“Daughters in Danger: Helping Our Girls Thrive in Today’s Culture”
by Elayne Bennett.
Thomas Nelson (Nashville, Tennessee, 2014).
313 pp., $24.99. 

 

To some readers “Daughters in Danger: Helping Our Girls Thrive in Today’s Culture” will bring awareness about the perils young women face and instruct families and institutions how to help girls survive in an overly sexualized and violent world.

But others may be put off by the book’s many judgmental comments based on assumptions and opinions.

The author, Elayne Bennett, undoubtedly will hit naive parents with a reality check about the threats young woman face. A mother of two sons, Bennett is the founder and president of Best Friends Foundation, which partners with schools to promote “self-control through self-respect,” as well as abstinence from premarital sex, illegal drugs and alcohol. Bennett has been working in this capacity with young women for decades. She is the wife of William Bennett, an author and political commentator who worked in the administrations of former Presidents Ronald Reagan and George H.W. Bush.

Bennett writes as an advocate and not a social scientist, and her commentary is embedded throughout.

She informs readers that young women will face such challenges as teen pregnancy, sexually transmitted diseases and sexual violence.

She argues that parents should be keenly and actively aware of what their daughters are exposed to in school, such as questionable sex-education programs and the current college campus culture that contributes to the over-sexualization and objectification of women. If awareness is the first step to helping girls survive the frightening culture she so accurately describes, then the book has value.

[hotblock]

Bennett makes many recommendations, insisting that first and foremost a solid family with a present and engaged mother and father is key to a daughter’s success. Readers will recognize her suggestions about what schools can do from common Catholic education practices, such as adopting a kindergarten through eighth-grade model to help girls transition emotionally to high school, to uniforms and same-sex classrooms.
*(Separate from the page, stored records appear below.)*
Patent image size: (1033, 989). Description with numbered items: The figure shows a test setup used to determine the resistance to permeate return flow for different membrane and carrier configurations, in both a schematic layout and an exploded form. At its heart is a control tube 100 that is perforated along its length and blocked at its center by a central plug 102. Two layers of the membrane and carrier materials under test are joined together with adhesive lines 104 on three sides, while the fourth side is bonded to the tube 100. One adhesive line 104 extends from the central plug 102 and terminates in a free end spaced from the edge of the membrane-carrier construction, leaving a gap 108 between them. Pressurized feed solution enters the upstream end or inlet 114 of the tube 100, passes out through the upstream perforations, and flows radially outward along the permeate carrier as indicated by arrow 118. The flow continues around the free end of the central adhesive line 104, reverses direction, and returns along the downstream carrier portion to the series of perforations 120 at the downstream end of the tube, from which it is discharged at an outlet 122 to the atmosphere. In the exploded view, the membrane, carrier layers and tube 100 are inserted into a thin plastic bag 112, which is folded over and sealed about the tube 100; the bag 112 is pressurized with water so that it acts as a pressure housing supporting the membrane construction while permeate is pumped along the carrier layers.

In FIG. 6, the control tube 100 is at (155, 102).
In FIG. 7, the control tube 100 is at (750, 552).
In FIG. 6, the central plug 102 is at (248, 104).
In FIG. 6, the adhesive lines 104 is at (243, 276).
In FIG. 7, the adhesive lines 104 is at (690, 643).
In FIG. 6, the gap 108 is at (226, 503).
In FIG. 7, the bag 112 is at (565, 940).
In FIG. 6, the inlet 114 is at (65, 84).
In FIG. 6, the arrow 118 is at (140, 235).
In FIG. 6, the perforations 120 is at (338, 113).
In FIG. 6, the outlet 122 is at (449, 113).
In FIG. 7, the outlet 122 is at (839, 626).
Bennett’s ideas and opinions are pulled from research-based books, literature and modern media, such as YouTube, online articles and television.
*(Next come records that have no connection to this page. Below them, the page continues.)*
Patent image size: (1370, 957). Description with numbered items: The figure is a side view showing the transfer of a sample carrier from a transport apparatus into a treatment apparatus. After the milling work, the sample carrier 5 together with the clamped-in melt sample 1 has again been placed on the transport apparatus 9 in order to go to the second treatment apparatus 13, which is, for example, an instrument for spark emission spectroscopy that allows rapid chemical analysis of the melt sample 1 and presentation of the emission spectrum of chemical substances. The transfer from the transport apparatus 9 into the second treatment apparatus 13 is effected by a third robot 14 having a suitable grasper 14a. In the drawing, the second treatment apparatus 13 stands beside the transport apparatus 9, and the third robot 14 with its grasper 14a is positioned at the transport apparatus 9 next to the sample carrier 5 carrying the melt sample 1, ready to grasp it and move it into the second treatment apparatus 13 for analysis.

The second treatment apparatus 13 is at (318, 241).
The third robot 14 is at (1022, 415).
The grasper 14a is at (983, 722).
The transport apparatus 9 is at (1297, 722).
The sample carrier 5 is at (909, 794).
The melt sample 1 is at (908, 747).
This is not a book based solely or heavily on primary research or firsthand interviews, as Bennett does not directly quote the people she includes in her examples. The general conclusions, arguments and first-voice commentary are sprinkled within sometimes disconnected titles and subtitles.

For example, in the chapter about what schools can do to help young women, Bennett summarizes the story of Natalee Holloway, who disappeared during a loosely chaperoned and unofficial class trip to Aruba. Instead of focusing on what the school did or did not do, as the title of this section would suggest, Bennett argues that the media neglected to scrutinize Natalee’s parents, who allowed her to go on such a trip.
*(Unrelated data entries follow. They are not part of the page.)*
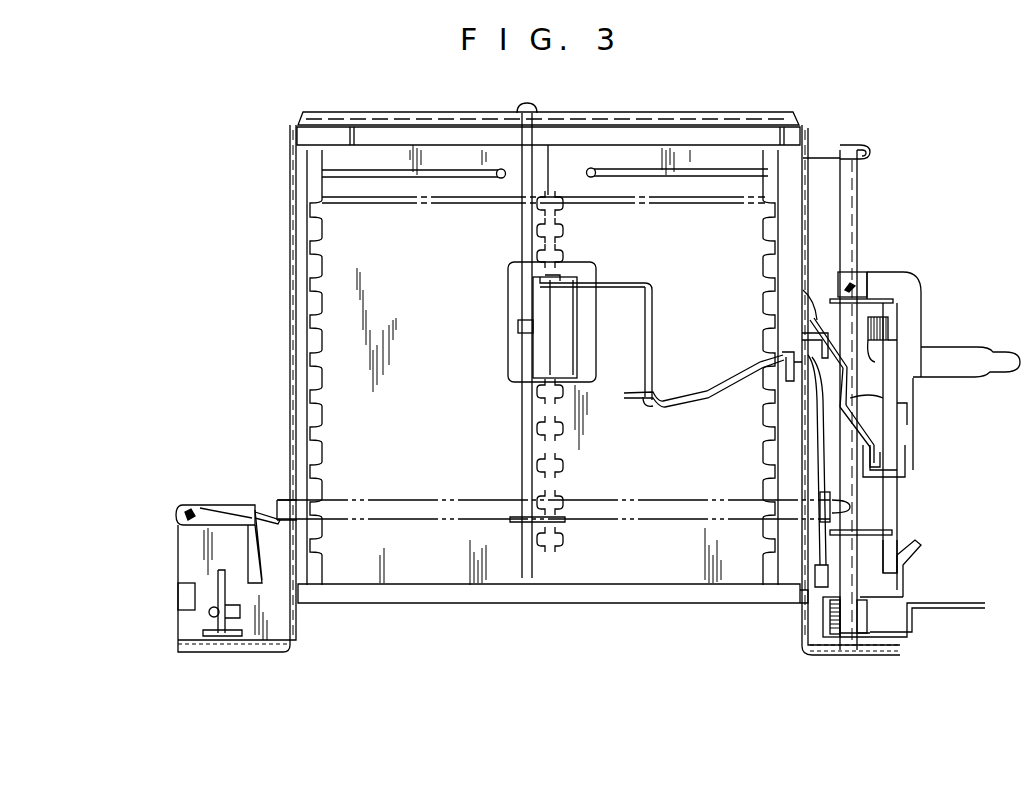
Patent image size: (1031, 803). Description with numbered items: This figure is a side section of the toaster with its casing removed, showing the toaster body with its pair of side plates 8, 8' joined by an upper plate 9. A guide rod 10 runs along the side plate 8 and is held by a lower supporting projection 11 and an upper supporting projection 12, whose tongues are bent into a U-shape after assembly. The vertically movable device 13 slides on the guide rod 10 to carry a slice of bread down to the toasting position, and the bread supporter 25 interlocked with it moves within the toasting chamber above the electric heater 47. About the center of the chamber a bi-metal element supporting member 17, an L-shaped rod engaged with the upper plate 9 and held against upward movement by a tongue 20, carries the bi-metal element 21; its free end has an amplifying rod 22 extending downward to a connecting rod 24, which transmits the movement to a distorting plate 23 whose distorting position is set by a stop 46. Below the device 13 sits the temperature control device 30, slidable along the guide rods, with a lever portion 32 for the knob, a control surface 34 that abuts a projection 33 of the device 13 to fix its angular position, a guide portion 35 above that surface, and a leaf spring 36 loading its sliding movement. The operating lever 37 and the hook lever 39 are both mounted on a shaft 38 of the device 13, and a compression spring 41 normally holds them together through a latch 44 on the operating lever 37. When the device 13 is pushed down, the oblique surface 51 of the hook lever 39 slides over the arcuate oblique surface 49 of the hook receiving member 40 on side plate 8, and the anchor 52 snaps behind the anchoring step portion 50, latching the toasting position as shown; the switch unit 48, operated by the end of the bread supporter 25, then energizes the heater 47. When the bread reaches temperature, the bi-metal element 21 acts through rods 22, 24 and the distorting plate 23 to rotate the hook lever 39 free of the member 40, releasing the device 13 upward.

The side plate 8 is at (831, 390).
The side plate 8' is at (250, 388).
The upper plate 9 is at (718, 122).
The guide rod 10 is at (858, 207).
The lower supporting projection 11 is at (830, 648).
The upper supporting projection 12 is at (862, 148).
The vertically movable device 13 is at (890, 510).
The bi-metal element supporting member 17 is at (538, 225).
The tongue 20 is at (533, 112).
The bi-metal element 21 is at (612, 280).
The amplifying rod 22 is at (652, 345).
The distorting plate 23 is at (825, 472).
The connecting rod 24 is at (695, 400).
The bread supporter 25 is at (645, 519).
The temperature control device 30 is at (823, 620).
The lever portion 32 is at (945, 605).
The projection 33 is at (892, 540).
The control surface 34 is at (905, 580).
The guide portion 35 is at (907, 555).
The leaf spring 36 is at (872, 634).
The operating lever 37 is at (960, 347).
The shaft 38 is at (849, 283).
The hook lever 39 is at (872, 360).
The hook receiving member 40 is at (803, 334).
The compression spring 41 is at (887, 298).
The latch 44 is at (903, 480).
The stop 46 is at (786, 352).
The electric heater 47 is at (398, 573).
The switch unit 48 is at (228, 514).
The arcuate oblique surface 49 is at (803, 294).
The anchoring step portion 50 is at (850, 400).
The oblique surface 51 is at (860, 442).
The anchor 52 is at (852, 420).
She writes, “In the TV movie version, Natalee’s divorced father, Dave Holloway, restates his objections to having let her go. … The fact that he was no longer living under the same roof as Natalee obviously weakened his authority.” Bennett tries to connect the parents’ divorce to the circumstances of the trip, but she uses a TV movie to make that connection. Regardless of its misplacement in this chapter, her conclusion seems unfair and judgmental, given its source.

Elsewhere, in a particularly broad statement regarding the challenges boys face, Bennett suggests that young men are exposed to emasculating literature. To make this point, she references the example of only one reading list from one public library in Maryland.

Later, Bennett uses the example of Florida teens Rachel Wade and Sarah Ludemann to illustrate what fathers should do to help their daughters. The young women fought viciously over their boyfriend, and it ended in a fatal stabbing.

Bennett concludes, “Although these girls’ fathers surely loved their daughters, to rescue them they would have had to wade right into the culture and pull their daughters out, kicking and screaming if necessary. They did not know enough to do this.”

Unfortunately the reader really does not know what the fathers did or did not do. The only information that can be gleaned from the book is from footnotes. Only then is the reader given a little more information about the fathers in the online article referenced. Bennett should have talked to the fathers. Or, as in the case of several of her pulled-from-the-headlines examples, she should have left it out of the book entirely.

In a society in which young women are exposed to and even inundated with near-pornographic images on TV (thanks, Miley Cyrus and Beyonce), some of Bennett’s points are a good addition to the conversation. But because of the holes in her argument, she has made herself vulnerable to harsh criticism.

***

Lordan has master’s degrees in education and political science and is a former assistant international editor of Catholic News Service.